More than a decade after her debut, Andô continues to bring a compassionate and empathetic touch to her resilient underprivileged characters, as seen this year in Hirokazu Koreeda’s Shoplifters.

 

Andô plays Nobuyo, the matriarch of the poverty-stricken Shibatas. Throughout the film, Nobuyo’s morality and trustworthiness is in flux, as audiences’ initial impression of her as a caring adoptive mother to Shota and Yuri is complicated by a criminal history and questionable motives.

 

Even when surrounded by a cast of Japanese acting legends including Lily Franky and Kirin Kiki, Andô not only held her own as Nobuyo, but impressed acclaimed director Koreeda. On her performance, Koreeda commented, “Whenever I was on set, I could just feel how [Andô] brought this character, a woman who really wants to be a mother, completely alive. I was moved by her performance and that doesn’t happen every day.”

 

This emotional impact Koreeda speaks of is on full display during Andô’s third-act interrogation scene.

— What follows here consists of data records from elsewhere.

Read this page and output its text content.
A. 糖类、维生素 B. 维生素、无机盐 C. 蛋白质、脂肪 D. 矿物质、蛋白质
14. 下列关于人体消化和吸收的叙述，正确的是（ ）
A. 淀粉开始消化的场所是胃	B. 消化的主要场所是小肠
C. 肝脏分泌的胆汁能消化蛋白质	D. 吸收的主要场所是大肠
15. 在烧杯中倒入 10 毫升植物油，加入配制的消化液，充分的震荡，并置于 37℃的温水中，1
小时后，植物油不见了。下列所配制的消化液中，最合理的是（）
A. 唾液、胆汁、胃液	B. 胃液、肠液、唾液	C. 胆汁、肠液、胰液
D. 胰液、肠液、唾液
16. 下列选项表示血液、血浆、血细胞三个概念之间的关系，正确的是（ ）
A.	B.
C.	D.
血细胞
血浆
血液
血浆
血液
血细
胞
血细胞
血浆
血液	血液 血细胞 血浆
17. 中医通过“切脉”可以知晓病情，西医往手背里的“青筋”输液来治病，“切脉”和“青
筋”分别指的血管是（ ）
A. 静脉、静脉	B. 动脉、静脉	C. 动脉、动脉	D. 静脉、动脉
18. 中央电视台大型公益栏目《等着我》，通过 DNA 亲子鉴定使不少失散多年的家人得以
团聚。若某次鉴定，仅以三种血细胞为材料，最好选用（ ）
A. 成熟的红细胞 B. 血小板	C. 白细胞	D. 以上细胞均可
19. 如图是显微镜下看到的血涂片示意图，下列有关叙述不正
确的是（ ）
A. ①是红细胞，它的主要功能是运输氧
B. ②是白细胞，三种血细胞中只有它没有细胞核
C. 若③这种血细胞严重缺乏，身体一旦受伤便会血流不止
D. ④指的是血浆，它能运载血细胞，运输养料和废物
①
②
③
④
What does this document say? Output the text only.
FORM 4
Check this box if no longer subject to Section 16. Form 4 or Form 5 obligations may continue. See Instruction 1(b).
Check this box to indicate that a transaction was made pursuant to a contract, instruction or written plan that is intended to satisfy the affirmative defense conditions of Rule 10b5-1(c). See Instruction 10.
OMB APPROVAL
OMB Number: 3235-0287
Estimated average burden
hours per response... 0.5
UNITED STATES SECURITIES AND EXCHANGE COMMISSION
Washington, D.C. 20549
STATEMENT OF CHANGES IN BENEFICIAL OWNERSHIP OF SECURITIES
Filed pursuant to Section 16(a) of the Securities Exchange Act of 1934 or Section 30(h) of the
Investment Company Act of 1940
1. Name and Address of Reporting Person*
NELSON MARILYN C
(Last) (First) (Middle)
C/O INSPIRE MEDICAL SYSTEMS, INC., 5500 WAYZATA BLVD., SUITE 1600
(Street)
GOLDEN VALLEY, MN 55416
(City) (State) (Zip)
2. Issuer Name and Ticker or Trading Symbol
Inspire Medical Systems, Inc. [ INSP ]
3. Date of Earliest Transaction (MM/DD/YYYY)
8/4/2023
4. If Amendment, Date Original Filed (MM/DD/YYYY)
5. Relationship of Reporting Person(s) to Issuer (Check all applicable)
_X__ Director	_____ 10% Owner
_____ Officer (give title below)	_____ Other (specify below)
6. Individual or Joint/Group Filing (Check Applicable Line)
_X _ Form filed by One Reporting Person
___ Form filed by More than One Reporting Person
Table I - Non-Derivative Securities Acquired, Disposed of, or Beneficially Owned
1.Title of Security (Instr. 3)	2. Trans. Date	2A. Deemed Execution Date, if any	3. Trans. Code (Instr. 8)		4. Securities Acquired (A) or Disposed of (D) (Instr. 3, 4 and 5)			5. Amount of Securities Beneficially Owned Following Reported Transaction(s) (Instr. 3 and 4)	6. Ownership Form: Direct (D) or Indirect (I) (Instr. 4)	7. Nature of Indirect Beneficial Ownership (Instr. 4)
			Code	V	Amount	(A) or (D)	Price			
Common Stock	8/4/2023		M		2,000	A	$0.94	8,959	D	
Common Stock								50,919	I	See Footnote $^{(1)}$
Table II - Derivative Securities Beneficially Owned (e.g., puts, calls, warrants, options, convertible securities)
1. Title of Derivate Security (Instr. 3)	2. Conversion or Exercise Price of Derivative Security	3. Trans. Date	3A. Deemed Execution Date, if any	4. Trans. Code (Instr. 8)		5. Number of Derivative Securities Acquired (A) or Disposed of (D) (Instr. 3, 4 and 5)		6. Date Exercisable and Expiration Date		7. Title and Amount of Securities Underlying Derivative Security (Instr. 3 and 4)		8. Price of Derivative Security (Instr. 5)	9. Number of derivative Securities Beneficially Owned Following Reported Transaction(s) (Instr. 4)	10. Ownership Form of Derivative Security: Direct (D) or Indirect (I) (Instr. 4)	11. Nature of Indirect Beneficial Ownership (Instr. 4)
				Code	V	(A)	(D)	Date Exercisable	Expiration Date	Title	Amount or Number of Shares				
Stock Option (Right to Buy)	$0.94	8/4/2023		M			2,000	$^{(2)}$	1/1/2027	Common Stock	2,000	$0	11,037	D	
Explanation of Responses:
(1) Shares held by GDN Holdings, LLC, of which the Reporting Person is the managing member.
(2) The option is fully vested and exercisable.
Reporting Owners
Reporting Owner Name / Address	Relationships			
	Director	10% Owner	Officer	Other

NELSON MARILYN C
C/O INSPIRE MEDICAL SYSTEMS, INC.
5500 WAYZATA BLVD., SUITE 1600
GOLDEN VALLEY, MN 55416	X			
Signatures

With the camera fixed squarely on Nobuyo’s face as she answers questions from police, Andô delivers an utterly heartbreaking performance with little dialogue. Andô’s intricate body language, from her eyes filled with a deep sadness to the slow manner in which she wipes away her tears and covers her mouth, is enough to convey the crushing revelations and emotions Nobuyo is going through internally.

 

Her performance during this scene was influenced by her personal life and an interaction between the actress and director Koreeda. Andô, who has a child with actor Tasuku Emoto, confided in Koreeda that “In my family, I never call myself ‘mother’”. So when it came to filming the interrogation, Andô says she was caught off-guard by the question around whether Shota and Yuri call Nobuyo ‘mother’.

 

“I didn’t want to show my tears so I tried my best to hold them back but in the end it was futile,” Andô said.

 

Shoplifters represents a new level of global attention for Andô. The family drama has seen worldwide media recognition thanks to its Cannes win and is set to get a general cinematic release across more than 25 countries (a large jump from Love Exposure’s supposed five).

 

Meanwhile in Japan, Andô is further expanding her profile and range in the ongoing morning drama Manpuku. The up-beat series marks a significant departure for Andô, who plays the cheerful Fukuko with an exaggerated goofiness largely absent from her acclaimed film roles (just look at this opening!).

 

With Andô’s star rising both at home and abroad thanks to a strong career filled with varied, complex characters , one can only speculate where she will go from here. Will she continue her trend of working class everyday women, return to extremes like in Love Exposure, or tackle something else entirely? Regardless of which direction she chooses, it will be exciting to see which roles Andô will bring her trademark empathy and fervent dedication next.